Spanish Students Visit York Fair

The York Dispatch (York, PA), September 10, 2003, Local News
By Kristin Finan Dispatch/Sunday News


Rocio Gamero is perplexed by what she calls “fried biscuits.”

She’s been to fairs in her native Spain. But some of this food — the funnel cakes, fried dough and fried onions — seems odd.

“There are a lot of strange restaurants here,” said the 16-year-old, referring to the vendors she encountered yesterday at the York Fair. “We don’t have things like that.”

Nearly 30 Spanish students ages 14-17 received yet another lesson in American culture yesterday when they attended the fair. The teens are staying with foster families near Annapolis as part of the Intercultural Friends Foundation, a Maryland-based organization that brings Spanish students to the United States every summer.

Joann Smith, IFF coordinator and a native Yorker, said students will spend their visit attending classes at local high schools and taking day trips to attractions in Washington, D.C., and Baltimore. She said when the opportunity arose to bring them to her hometown fair, she couldn’t pass it up.

“I thought the students would really enjoy it,” Smith said, adding that the students visited the Harley-Davidson plant earlier in the day. “We talk about the differences between the fairs here and the fairs in Spain. Their eyes lit up when they saw the rides.”

Francisco Sanchez, 16, said his stomach was aching as he stepped off the “Tango,” which spins, twists and turns riders high in the air. He said he comes from a very small town that usually has only bumper cars at its carnivals.

“They have a lot of attractions that are better than the fairs in my town,” Sanchez said.

A few suggestions: Other students said the huge rides, tricky games and greasy food were more familiar. They said they were impressed with York’s attractions, but they offered a quick list of things they said would make the fair feel more like home.

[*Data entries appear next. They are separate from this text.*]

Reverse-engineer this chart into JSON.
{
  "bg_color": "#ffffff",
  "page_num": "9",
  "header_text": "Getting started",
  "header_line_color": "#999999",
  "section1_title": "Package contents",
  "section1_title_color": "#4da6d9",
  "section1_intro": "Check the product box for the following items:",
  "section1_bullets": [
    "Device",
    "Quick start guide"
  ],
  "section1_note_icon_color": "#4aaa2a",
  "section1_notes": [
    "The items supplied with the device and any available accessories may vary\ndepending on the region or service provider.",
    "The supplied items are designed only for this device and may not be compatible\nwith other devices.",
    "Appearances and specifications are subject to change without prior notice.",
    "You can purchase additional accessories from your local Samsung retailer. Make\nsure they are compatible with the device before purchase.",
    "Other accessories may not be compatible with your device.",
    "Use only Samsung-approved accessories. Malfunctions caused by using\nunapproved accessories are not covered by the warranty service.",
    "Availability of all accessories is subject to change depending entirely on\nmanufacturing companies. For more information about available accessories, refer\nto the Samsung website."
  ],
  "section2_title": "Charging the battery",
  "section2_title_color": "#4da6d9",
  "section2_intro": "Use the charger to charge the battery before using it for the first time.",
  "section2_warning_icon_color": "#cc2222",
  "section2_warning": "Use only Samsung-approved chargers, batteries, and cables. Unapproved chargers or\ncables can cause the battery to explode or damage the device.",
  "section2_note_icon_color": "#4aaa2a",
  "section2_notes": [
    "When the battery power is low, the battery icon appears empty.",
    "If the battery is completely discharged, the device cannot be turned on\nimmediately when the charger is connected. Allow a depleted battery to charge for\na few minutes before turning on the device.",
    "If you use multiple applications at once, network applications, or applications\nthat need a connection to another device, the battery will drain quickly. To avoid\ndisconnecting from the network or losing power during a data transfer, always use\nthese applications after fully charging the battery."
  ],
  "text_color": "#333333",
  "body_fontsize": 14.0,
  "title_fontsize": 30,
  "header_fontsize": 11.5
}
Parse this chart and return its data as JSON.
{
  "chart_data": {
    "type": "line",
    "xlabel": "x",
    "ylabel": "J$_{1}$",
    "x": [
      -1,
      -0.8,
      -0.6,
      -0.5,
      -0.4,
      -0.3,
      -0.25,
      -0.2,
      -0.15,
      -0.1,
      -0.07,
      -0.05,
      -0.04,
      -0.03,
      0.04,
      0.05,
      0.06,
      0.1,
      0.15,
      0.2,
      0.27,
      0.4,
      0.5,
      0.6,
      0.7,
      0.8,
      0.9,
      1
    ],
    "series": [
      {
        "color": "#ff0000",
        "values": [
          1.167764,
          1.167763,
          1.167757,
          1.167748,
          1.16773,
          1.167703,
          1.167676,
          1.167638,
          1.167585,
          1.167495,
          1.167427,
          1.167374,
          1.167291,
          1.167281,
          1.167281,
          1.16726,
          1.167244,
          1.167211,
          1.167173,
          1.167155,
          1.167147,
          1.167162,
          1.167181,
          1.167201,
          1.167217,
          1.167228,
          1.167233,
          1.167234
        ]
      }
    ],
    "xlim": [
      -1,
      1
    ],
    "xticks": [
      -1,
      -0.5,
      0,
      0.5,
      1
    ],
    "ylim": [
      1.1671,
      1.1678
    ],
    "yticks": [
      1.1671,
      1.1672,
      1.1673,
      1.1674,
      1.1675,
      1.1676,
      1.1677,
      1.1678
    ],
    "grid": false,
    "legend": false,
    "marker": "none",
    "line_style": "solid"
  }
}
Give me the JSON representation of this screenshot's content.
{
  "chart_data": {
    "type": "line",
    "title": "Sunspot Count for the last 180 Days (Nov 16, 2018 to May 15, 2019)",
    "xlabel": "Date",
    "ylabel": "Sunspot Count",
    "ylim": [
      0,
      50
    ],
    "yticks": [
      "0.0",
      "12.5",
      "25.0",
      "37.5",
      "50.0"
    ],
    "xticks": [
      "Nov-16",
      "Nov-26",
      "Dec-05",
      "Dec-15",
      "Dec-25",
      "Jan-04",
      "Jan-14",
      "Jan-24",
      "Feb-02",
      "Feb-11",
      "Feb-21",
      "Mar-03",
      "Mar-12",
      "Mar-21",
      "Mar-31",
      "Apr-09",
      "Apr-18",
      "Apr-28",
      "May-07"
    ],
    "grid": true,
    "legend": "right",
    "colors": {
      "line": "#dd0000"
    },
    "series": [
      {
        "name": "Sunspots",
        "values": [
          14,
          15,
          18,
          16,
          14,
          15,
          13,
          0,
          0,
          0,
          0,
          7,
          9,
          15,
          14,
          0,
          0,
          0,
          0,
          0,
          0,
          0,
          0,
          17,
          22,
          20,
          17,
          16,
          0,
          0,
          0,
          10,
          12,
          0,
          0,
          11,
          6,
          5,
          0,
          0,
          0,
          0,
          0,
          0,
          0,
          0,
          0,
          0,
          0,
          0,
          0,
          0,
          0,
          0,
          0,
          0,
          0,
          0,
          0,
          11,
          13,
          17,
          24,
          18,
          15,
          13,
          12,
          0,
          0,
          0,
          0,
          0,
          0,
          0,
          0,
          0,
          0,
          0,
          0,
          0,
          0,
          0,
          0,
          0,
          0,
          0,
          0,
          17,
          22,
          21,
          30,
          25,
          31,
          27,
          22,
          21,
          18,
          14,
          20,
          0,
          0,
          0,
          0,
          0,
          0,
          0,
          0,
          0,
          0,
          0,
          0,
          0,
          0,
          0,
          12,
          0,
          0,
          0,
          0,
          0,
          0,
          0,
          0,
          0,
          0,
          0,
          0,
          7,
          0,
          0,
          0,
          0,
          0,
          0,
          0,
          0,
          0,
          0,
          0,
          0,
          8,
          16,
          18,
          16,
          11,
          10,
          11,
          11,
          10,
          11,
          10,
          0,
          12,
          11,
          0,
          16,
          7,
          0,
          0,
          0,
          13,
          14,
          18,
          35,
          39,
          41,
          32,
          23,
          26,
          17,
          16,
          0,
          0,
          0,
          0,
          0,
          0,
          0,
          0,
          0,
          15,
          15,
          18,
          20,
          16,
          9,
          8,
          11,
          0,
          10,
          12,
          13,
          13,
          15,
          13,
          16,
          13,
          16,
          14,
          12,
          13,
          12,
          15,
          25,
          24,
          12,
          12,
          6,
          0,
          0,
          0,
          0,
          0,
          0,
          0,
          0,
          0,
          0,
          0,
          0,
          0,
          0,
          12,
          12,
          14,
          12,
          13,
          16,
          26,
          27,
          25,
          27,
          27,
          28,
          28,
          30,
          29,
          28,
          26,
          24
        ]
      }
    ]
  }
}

First, replace the blaring rock ¬¬¬¬¬¬¬¬¬¬¬¬¬¬¬¬¬¬¬¬¬¬¬¬¬and pop music with a little flamenco.

Hold on to the hamburgers and hot dogs, but sprinkle in a few more native Spanish treats.

In addition to providing goldfish as prizes, try iguanas — and turtles.

Finally, dress everyone in traditional Spanish garb and get them dancing.

“It’s just a very popular, very important celebration,” Sanchez said.

German Pons, 16, embraced the game-playing aspect of the York Fair, winning a basketball and a poster to take back to friends in Spain. He said he has already learned a great deal about American culture since arriving Sept. 4, and that he is particularly impressed by the height of some buildings and the numerous green areas within cities.

“I feel like I’m inside a movie,” Pons said.

The once bright, sharp lights of the Fireball, a circular attraction that zooms forward, then back, and at one point holds riders at the top for about 10 seconds, looked blurry to 17-year-old Ana Carrera as she stepped off.

“My head almost exploded,” she remarked.

The experience: As Carrera waited for her body to adjust to being on solid ground, she scanned the crowd, taking in the groups of people walking the area. Once she had her bearings, she said is impressed by the diversity she sees here.

“There are people of different cultures, races,” she said. “I like the mixture.”

She added that she likes being able to meet new people and practice her English. Smith, a former Spanish teacher, said three weeks can work wonders for a student’s proficiency.

“Three weeks of living with another family can make a tremendous difference in speaking ability,” Smith said.

But not everything about the United States is great, Carrera said. She said she’s having trouble adjusting to the larger amounts of food people eat here and the mealtimes. She said the noon lunchtime she adheres to while attending classes at American high school has been difficult to get used to, as she is used to eating one big meal at 3 p.m.

Yesterday, though the students had an opportunity to buy their own meals and eat when they wanted, none rushed to food stands at 3 p.m. Some said they were a little queasy from all the rides, while others said they weren’t too interested in treats whose names they couldn’t properly translate into Spanish.

Still, they proclaimed the fair a success, and offered an invitation.

“You must visit Spain,” Sanchez said. “You will like the food there. And the weather is very good.”